Der Apostel Thomas verließ nach den Thomasakten Jerusalem etwa im Jahr 40 n. Chr. und kam – nachdem er in den Jahren von 42 bis 49 unter den Menschen des Nahen Ostens (heute Iran, Irak, Afghanistan und Belutschistan) evangelisiert hatte – im Jahre 53 nach Nordindien. Danach reiste Thomas nach einer späteren Legende entlang der südwestlichen Küste Indiens (damals Malabar, heute der Unionsstaat Kerala) und gelangte schließlich nach Madras (heute: Chennai), wo er von einem Speer tödlich getroffen worden sein soll. Über seinem vermeintlichen Grab wurde dort (heute Mount St. Thomas) 1547 eine Kirche errichtet, in der sich ein Kreuz mit einer mittelpersischen Inschrift aus dem 8./9. Jahrhundert befindet. Der größte Teil seiner Reliquien wurde im 3. Jahrhundert nach Edessa überführt. Die alten christlichen Kirchen Indiens betrachten ihn bis heute als ihren Gründer und spirituellen Vater und bezeichnen sich als „Töchter des hl. Thomas“.

Selbst wenn die Gründungsgeschichte, wie viele andere apostolische Gründungen auch, legendär ist, so ist doch die indische christliche Kirche älter als die meisten europäischen. Im dritten Jahrhundert überlagerte die Thomastradition in Syrien/Mesopotamien die ältere Addai-Tradition. Etwa zur gleichen Zeit entstanden die Thomasakten, die von einer Missionsreise nach Indien, allerdings der Beschreibung nach dem Norden des Landes, das heutige Afghanistan und Belutschistan, berichten. Seit dem 4. Jahrhundert ist die Indientradition bei den Kirchenvätern verbreitet und in der Mitte des 6. Jahrhunderts fand der alexandrinische Reisende Kosmas Indikopleustes Christen in Südindien vor.

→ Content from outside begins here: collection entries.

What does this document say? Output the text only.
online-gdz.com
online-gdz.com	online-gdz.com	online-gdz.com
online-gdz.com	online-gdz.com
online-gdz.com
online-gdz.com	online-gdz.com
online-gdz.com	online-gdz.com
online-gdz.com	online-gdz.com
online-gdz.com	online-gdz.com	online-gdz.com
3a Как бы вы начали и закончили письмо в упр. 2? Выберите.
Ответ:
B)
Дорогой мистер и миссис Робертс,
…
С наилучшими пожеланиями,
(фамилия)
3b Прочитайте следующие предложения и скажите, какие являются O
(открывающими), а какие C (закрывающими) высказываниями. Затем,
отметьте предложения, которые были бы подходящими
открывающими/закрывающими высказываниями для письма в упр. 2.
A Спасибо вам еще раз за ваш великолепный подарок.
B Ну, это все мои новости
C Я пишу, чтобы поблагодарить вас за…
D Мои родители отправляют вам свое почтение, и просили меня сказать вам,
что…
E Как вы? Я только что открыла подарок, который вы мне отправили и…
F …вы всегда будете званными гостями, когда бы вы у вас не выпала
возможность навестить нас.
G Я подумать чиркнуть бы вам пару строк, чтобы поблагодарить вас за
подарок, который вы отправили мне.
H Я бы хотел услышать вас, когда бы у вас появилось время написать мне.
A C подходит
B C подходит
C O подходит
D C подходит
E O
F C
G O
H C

Als außerhalb des römischen Reiches gelegene Kirche hatten diese indischen Christen über Jahrhunderte keinen Kontakt zur Reichskirche oder gar zur römischen Kirche und entwickelten ihren eigenen authentischen Ritus, der durch die spätere Gemeinschaft mit dem Katholikos der Assyrischen Heiligen Apostolischen Katholischen Kirche des Ostens in Seleukia-Ktesiphon syrisch-chaldäisch (ostsyrisch) wurde.

Seit dem achten Jahrhundert hatten die Thomas-Christen Indiens ihren eigenen, aus Persien bzw. dem Irak entsandten Metropoliten, der in der Rangfolge der ostsyrischen Kirche an zehnter Stelle stand. Ihm stand wie gewöhnlich ein „Archidiakon“ (trotz des Namens ein Presbyter/Priester) als eine Art Generalvikar zur Seite. Da die „Metropoliten von Indien“ als Auswärtige die Landessprache kaum beherrschten, mussten sie sich für gewöhnlich mit der Rolle eines Weihbischofs begnügen, während die tatsächliche Kirchenleitung durch den Einheimischen, der als „Archidiakon von Indien“ amtierte, ausgeübt wurde.

Kolonialismus

Das Innere der Valia Palli (Alte Kirche) in Kottayam

Als Mitte des 16. Jahrhunderts der Jesuiten-Missionar Franciscus Xaverius (1506-1552) auf den Spuren der nach neuen Handelswegen suchenden Portugiesen nach Indien kam, fand er zu seiner großen Überraschung dort christliche Gemeinden vor. Obwohl die Portugiesen sehr erfreut waren, Christen in Indien vorzufinden, und von den Thomaschristen als Brüder begrüßt wurden, begann nun die Jahrhunderte währende Zeit der Fremdbestimmung und der Latinisierung von Gottesdienst und Frömmigkeitsformen, in deren Folge die indische Kirche sich in mehrere Gruppen aufspaltete.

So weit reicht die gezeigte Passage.